Joe Alterio's blog on illustration, comix, design, animation, and other bouts of total awesomeness.
Wednesday, May 02, 2007
The Hijinx Ensue
As a former teenaged, pimply-faced usher at a movie theater, I'm well aware of how important a movie poster is to it's success. I don't have any solid data for this, but there's something about a good poster for a bad movie (even a movie with such promise!) that seems to be worth the investment: once you get people in the door, it doesn't matter that your story sucks and the acting is atrocious. You already have their 10 bucks!
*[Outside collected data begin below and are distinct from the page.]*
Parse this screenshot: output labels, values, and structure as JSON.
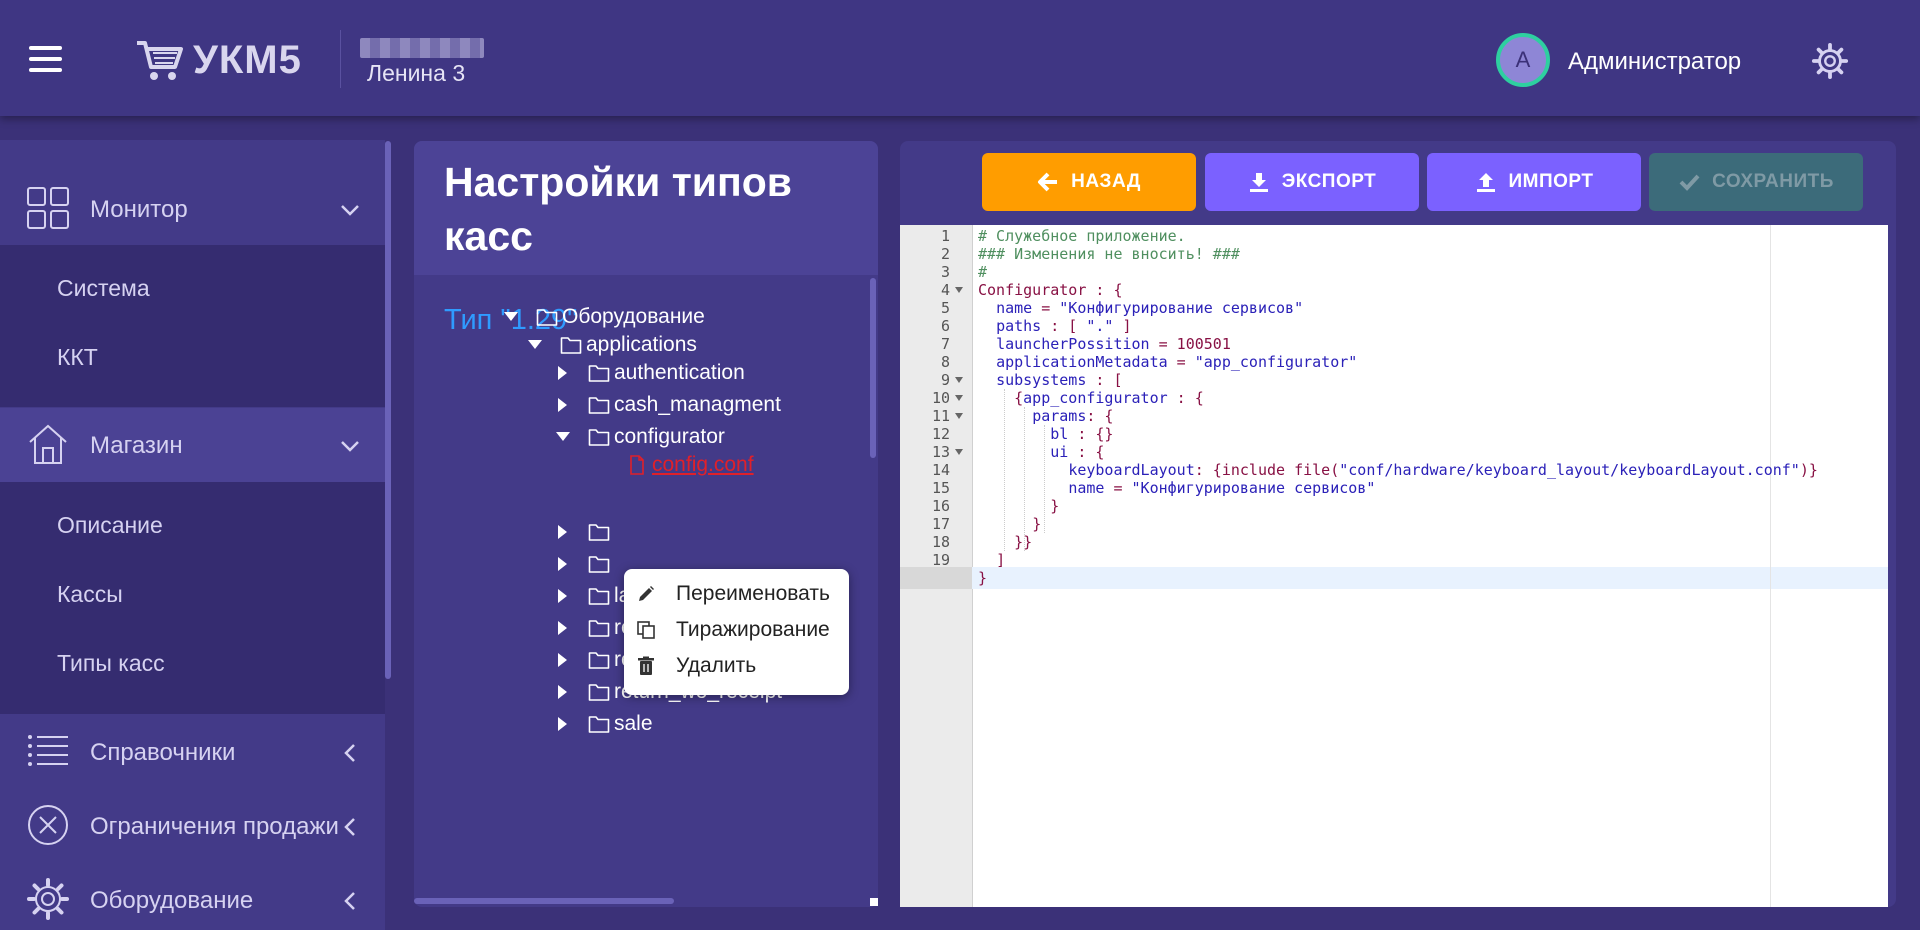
{
  "header": {
    "logo_text": "УКМ5",
    "store_name": "Ленина 3",
    "avatar_letter": "А",
    "username": "Администратор"
  },
  "sidebar": {
    "monitor": {
      "label": "Монитор",
      "items": [
        "Система",
        "ККТ"
      ]
    },
    "shop": {
      "label": "Магазин",
      "items": [
        "Описание",
        "Кассы",
        "Типы касс"
      ]
    },
    "groups": [
      "Справочники",
      "Ограничения продажи",
      "Оборудование"
    ]
  },
  "middle": {
    "title": "Настройки типов касс",
    "type_label": "Тип \"1.29\"",
    "tree": [
      {
        "label": "Оборудование",
        "state": "expanded"
      },
      {
        "label": "applications",
        "state": "expanded"
      },
      {
        "label": "authentication",
        "state": "collapsed"
      },
      {
        "label": "cash_managment",
        "state": "collapsed"
      },
      {
        "label": "configurator",
        "state": "expanded"
      },
      {
        "label": "config.conf",
        "state": "file"
      },
      {
        "label": "",
        "state": "collapsed"
      },
      {
        "label": "",
        "state": "collapsed"
      },
      {
        "label": "launcher",
        "state": "collapsed"
      },
      {
        "label": "reports",
        "state": "collapsed"
      },
      {
        "label": "return_by_receipt",
        "state": "collapsed"
      },
      {
        "label": "return_wo_receipt",
        "state": "collapsed"
      },
      {
        "label": "sale",
        "state": "collapsed"
      }
    ],
    "context_menu": [
      "Переименовать",
      "Тиражирование",
      "Удалить"
    ]
  },
  "toolbar": {
    "back": "НАЗАД",
    "export": "ЭКСПОРТ",
    "import": "ИМПОРТ",
    "save": "СОХРАНИТЬ"
  },
  "colors": {
    "back_button": "#ff9d00",
    "action_button": "#7b61ff",
    "save_button_disabled": "#3c6b7a",
    "type_label": "#2f9bff",
    "selected_file": "#e0202a"
  },
  "editor": {
    "active_line": 20,
    "lines": [
      "# Служебное приложение.",
      "### Изменения не вносить! ###",
      "#",
      "Configurator : {",
      "  name = \"Конфигурирование сервисов\"",
      "  paths : [ \".\" ]",
      "  launcherPossition = 100501",
      "  applicationMetadata = \"app_configurator\"",
      "  subsystems : [",
      "    {app_configurator : {",
      "      params: {",
      "        bl : {}",
      "        ui : {",
      "          keyboardLayout: {include file(\"conf/hardware/keyboard_layout/keyboardLayout.conf\")}",
      "          name = \"Конфигурирование сервисов\"",
      "        }",
      "      }",
      "    }}",
      "  ]",
      "}"
    ]
  }
}
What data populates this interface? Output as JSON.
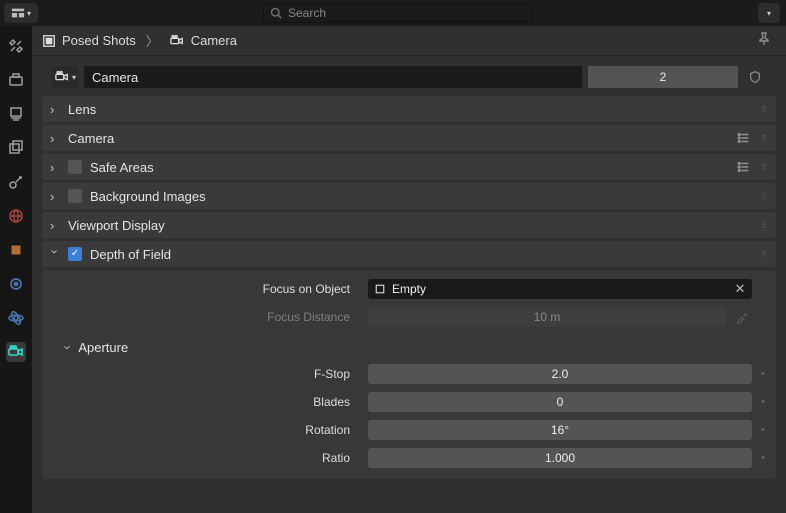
{
  "topbar": {
    "search_placeholder": "Search"
  },
  "breadcrumb": {
    "root": "Posed Shots",
    "leaf": "Camera"
  },
  "datablock": {
    "name": "Camera",
    "users": "2"
  },
  "panels": {
    "lens": {
      "title": "Lens"
    },
    "camera": {
      "title": "Camera"
    },
    "safe_areas": {
      "title": "Safe Areas"
    },
    "bg_images": {
      "title": "Background Images"
    },
    "viewport": {
      "title": "Viewport Display"
    },
    "dof": {
      "title": "Depth of Field",
      "focus_object_label": "Focus on Object",
      "focus_object_value": "Empty",
      "focus_distance_label": "Focus Distance",
      "focus_distance_value": "10 m",
      "aperture": {
        "title": "Aperture",
        "fstop_label": "F-Stop",
        "fstop_value": "2.0",
        "blades_label": "Blades",
        "blades_value": "0",
        "rotation_label": "Rotation",
        "rotation_value": "16°",
        "ratio_label": "Ratio",
        "ratio_value": "1.000"
      }
    }
  }
}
Posters, like other design media, go through trends, and few are more mysterious or distinctive to me than the painterly, heavily-caricatured movie posters of the mid-70s through late 1980's. Fallen out of favor now, the movies they advertised regularly occupied one of two catagories, either the multi- cast-adventure-movie, or the Animal-House-inspired wacky comedy.
A little digging around (on my new favorite site) found that a likely progenator of this style is Drew Struzan. His site is kinda off the hook, because he seems to have had a hand in every famous movie on the planet. And this, folks, is why I love illustration. While the gallery artist makes a name for himself above all, the workhorse illustrator slyly burrows himself into the popular consciousness, a covert operative of style and aesthetic. At a certain point, if an illustrator is good enough, his or her style is almost taken for granted, like it's own school, so ubiquitous as to have imitators who don't even know who they're imitating. And when, like I did just now, one does finally find the creator behind so much of what you see before, it's like the ultimate reveal: you see, finally, the man at the controls, and are so much more awed by it.